AWIM18: women charged on visibility 

By Mary Agidi

Guest Speakers at the 2018 African Women in the Media (AWIM) conference, including the wife of the Kaduna State governor, Hajia Hadiza El-Rufai have stressed the need for women to be visible and be determined to inspire in every profession and position they hold.
The two days AWIM conference, organised by a United Kingdom based Nigerian journalist, Dr. Yemisi Akinbobola was held at the International conference hall of the University of Ibadan with the theme “Visibility “.
Speaking at the conference, Hajia El-Rufal decried the low representation of women in government especially the legislative body.
According to her, there is a need for female authors to change the perception of women in fictions and portray female characters in a way that will inspire the young girls.
She charged women to aspire for leadership positions and voice out when necessary, adding that unless there are women aspiring to join the policy makers, women’s desires will continue to be submerged.

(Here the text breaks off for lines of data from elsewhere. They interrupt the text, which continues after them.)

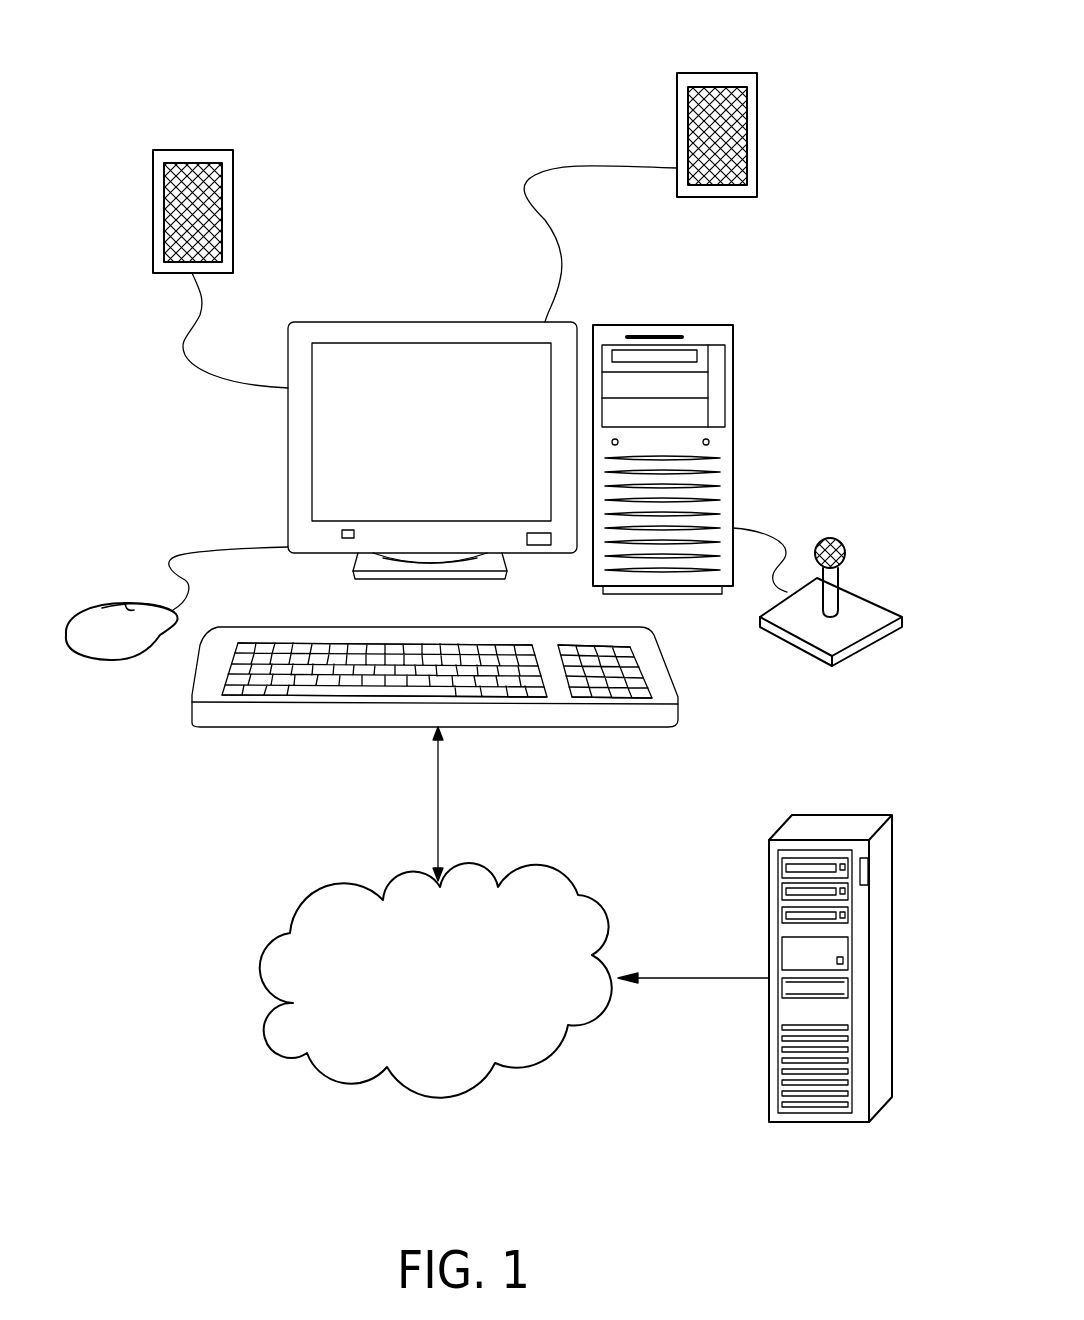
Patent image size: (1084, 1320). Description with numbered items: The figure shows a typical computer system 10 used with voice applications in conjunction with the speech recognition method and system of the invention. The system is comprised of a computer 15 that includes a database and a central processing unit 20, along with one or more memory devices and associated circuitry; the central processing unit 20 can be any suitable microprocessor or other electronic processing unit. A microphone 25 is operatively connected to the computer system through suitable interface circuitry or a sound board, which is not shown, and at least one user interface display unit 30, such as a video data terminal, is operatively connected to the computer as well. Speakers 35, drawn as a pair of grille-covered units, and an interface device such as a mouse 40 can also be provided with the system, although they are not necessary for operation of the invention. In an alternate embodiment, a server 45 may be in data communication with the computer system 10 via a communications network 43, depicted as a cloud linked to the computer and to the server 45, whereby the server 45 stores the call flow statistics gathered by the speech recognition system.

The computer system 10 is at (808, 210).
The computer 15 is at (617, 308).
The central processing unit 20 is at (735, 422).
The microphone 25 is at (863, 645).
The user interface display unit 30 is at (408, 318).
The speakers 35 is at (205, 150).
The mouse 40 is at (95, 605).
The communications network 43 is at (600, 910).
The server 45 is at (853, 822).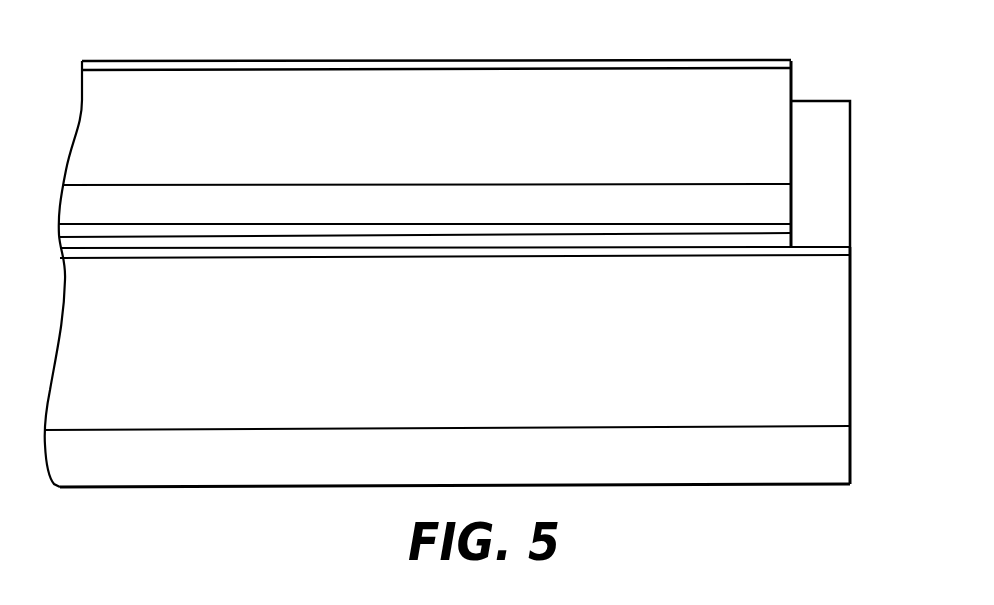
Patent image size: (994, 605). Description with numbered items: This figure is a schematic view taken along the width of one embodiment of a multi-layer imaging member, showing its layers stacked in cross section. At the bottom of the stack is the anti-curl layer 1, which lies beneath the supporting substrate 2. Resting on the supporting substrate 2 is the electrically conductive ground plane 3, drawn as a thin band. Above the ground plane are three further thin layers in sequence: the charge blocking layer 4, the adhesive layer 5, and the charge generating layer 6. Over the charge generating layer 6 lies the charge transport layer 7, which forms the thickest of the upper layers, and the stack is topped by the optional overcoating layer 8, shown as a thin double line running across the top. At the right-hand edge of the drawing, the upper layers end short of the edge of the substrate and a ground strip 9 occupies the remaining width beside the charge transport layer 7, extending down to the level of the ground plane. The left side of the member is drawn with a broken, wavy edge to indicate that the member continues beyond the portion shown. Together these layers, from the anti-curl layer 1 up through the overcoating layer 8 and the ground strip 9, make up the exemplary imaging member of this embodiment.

The anti-curl layer 1 is at (843, 457).
The supporting substrate 2 is at (843, 335).
The electrically conductive ground plane 3 is at (843, 250).
The charge blocking layer 4 is at (783, 238).
The adhesive layer 5 is at (783, 228).
The charge generating layer 6 is at (783, 205).
The charge transport layer 7 is at (778, 87).
The optional overcoating layer 8 is at (590, 60).
The ground strip 9 is at (840, 100).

The convener, Dr Akinbobola noted that she came up with the idea of AWIM in order to create a supportive platform for African women media practitioners to mingle, share ideas, challenges, empower, encourage and support one another in the profession.
According to her, the idea of AWIM came up in year 2016 after she won a CNN award for the sport reporter of the year and decided to encourage African women in the profession not to be deterred by challenges but to aspire to be visible.
She added that AWIM is a network through which women issues will be well-represented in the media and help change the African perception about feminism, saying it is high time to stop the negative impression that women do not assist one another.
Akinbobola however hinted that the 2019 AWIM event is scheduled to hold in Kenya having held the first one in London, adding that the Kenya edition is a festival rather than a conference.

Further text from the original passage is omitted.